Il nuovo presidente ha deciso di evitare la polarizzazione e, nel suo primo discorso da eletto, si è detto disposto a collaborare con tutte le forze politiche. Ne ha bisogno: sebbene il Frente Amplio abbia conquistato una risicata maggioranza al Senato con 16 seggi su 30, alla Camera dovrà negoziare di volta in volta con i diversi partiti per far approvare i propri progetti. È la prima volta, dalla vittoria di Tabaré Vázquez nel 2005, che la sinistra uruguaiana governa senza maggioranza parlamentare.

L'opposizione, composta dal Partito Nazionale (PN), il Partito Colorado (PC), il Partito Indipendente (PI), l'estrema destra di Cabildo Aperto (CA) e il Partito Costituzionale Ambientalista (PCA), conta 51 deputati su 99. Tuttavia, la vocazione al dialogo di Orsi non è solo una necessità politica. Già durante la campagna elettorale, all'interno del Frente Amplio si era diffuso il nomignolo di "TibiOrsi" (TiepidOrsi) per indicare il moderato spostamento del candidato verso il centro.

È in questo contesto che nasce la "rivoluzione delle cose semplici", un motto che riflette la volontà del nuovo governo di migliorare la vita quotidiana senza ambire a cambiamenti radicali. Il Movimento per la Partecipazione Popolare 609 (MPP 609), fondato da Mujica e di cui Orsi fa parte, ha definito questa rivoluzione così: "Come nella fisica e nella chimica, piccoli cambiamenti generano trasformazioni radicali, soprattutto nella vita umana. Quando un paio di metri quadrati, i pasti quotidiani e i vestiti puliti possono trasformare la realtà di alcuni, sommata a quella di altri, producono un cambiamento radicale, così come una goccia, pur essendo poca, con un'altra si trasforma in pioggia".
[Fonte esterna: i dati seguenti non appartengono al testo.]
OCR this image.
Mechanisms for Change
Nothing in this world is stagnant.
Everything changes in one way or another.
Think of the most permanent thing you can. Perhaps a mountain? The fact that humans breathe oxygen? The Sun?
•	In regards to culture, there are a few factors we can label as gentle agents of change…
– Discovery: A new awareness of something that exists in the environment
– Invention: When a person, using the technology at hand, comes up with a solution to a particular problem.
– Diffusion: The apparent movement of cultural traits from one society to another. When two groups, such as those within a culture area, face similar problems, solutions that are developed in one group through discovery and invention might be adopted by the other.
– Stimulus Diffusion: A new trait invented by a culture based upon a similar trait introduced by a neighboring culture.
Si citano i casi di Finlandia, Singapore, Giappone e Corea (tutti modelli poco comuni nella retorica elettorale tipica della sinistra latinoamericana) come esempi di paesi che a partire dall'attenzione alle "cose semplici" hanno fatto grandi passi in avanti: "Paesi che a metà del secolo scorso erano sottosviluppati e che oggi sono tra i più ricchi del mondo. Sebbene tutti abbiano modelli di sviluppo diversi, si possono dare alcuni punti in comune: tutti hanno investito in scienza, tecnologia, infrastrutture pubbliche e istruzione".
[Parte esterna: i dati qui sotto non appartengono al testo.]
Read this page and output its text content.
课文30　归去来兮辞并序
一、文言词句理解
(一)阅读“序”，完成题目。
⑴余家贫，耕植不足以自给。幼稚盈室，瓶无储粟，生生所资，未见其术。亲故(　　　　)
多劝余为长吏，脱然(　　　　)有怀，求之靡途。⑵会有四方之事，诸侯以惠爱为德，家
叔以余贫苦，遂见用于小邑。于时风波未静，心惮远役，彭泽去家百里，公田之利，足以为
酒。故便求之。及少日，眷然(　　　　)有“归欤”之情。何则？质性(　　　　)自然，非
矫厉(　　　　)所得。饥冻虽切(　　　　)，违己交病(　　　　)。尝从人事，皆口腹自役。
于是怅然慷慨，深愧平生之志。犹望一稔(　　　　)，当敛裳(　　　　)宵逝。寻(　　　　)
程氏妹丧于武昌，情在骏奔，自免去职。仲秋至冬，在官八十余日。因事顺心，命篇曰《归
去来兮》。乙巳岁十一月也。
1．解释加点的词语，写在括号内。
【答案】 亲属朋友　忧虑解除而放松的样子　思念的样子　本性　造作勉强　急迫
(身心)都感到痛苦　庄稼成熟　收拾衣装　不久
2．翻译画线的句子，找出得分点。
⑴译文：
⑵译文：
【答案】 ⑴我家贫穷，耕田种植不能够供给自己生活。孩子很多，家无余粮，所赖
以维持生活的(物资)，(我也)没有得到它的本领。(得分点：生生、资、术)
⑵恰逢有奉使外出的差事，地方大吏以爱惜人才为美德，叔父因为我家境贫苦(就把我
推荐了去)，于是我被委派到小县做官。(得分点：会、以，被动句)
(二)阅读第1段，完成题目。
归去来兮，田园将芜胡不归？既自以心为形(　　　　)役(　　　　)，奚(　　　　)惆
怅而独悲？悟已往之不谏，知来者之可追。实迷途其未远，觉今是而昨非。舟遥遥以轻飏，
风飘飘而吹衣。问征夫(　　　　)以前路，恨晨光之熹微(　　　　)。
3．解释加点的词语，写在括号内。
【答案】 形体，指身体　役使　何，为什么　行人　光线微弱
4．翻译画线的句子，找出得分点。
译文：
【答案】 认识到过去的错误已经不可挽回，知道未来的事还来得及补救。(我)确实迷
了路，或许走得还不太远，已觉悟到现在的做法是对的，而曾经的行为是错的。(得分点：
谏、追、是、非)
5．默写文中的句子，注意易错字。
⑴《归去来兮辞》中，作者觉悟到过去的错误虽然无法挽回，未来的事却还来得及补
Il modello di Orsi prevede un'economia di mercato aperta agli investimenti internazionali, con grandi incentivi per le aziende straniere, uno Stato sociale forte, aziende pubbliche strategiche e ammortizzatori sociali per i più deboli. Tuttavia, questo modello in America Latina spesso contrasta con la protezione ambientale e promuove un sistema produttivo incentrato sull'esportazione di materie prime, spesso dominato da aziende straniere, penalizzando l'industrializzazione endogena. Queste contraddizioni rendono Orsi un leader scomodo per l'ala sinistra del Frente Amplio, ma vincente. La cultura politica uruguaiana si distingue per un voto basato sui programmi di partito, con candidati controllati dalle strutture politiche.

La moderazione del nuovo governo si riflette nella scelta di funzionari come il futuro ministro dell'Economia, Gabriel Oddone, ex socialista con una visione favorevole al libero mercato, poco apprezzato dai settori più radicali della coalizione.

Infine, restano i nodi geopolitici da sciogliere: la relazione col Brasile, apparentemente buona; quella con l'Argentina di Milei; il futuro del Mercosur, messo in discussione dalle liberalizzazioni economiche di Lacalle Pou; e il dialogo con la Cina per un accordo di libero commercio, osteggiato dalle norme del Mercosur e, probabilmente, dagli Stati Uniti di Donald Trump. Insomma, nonostante le intenzioni di Orsi, il suo governo non sembra affatto avviarsi su un cammino fatto di "cose semplici".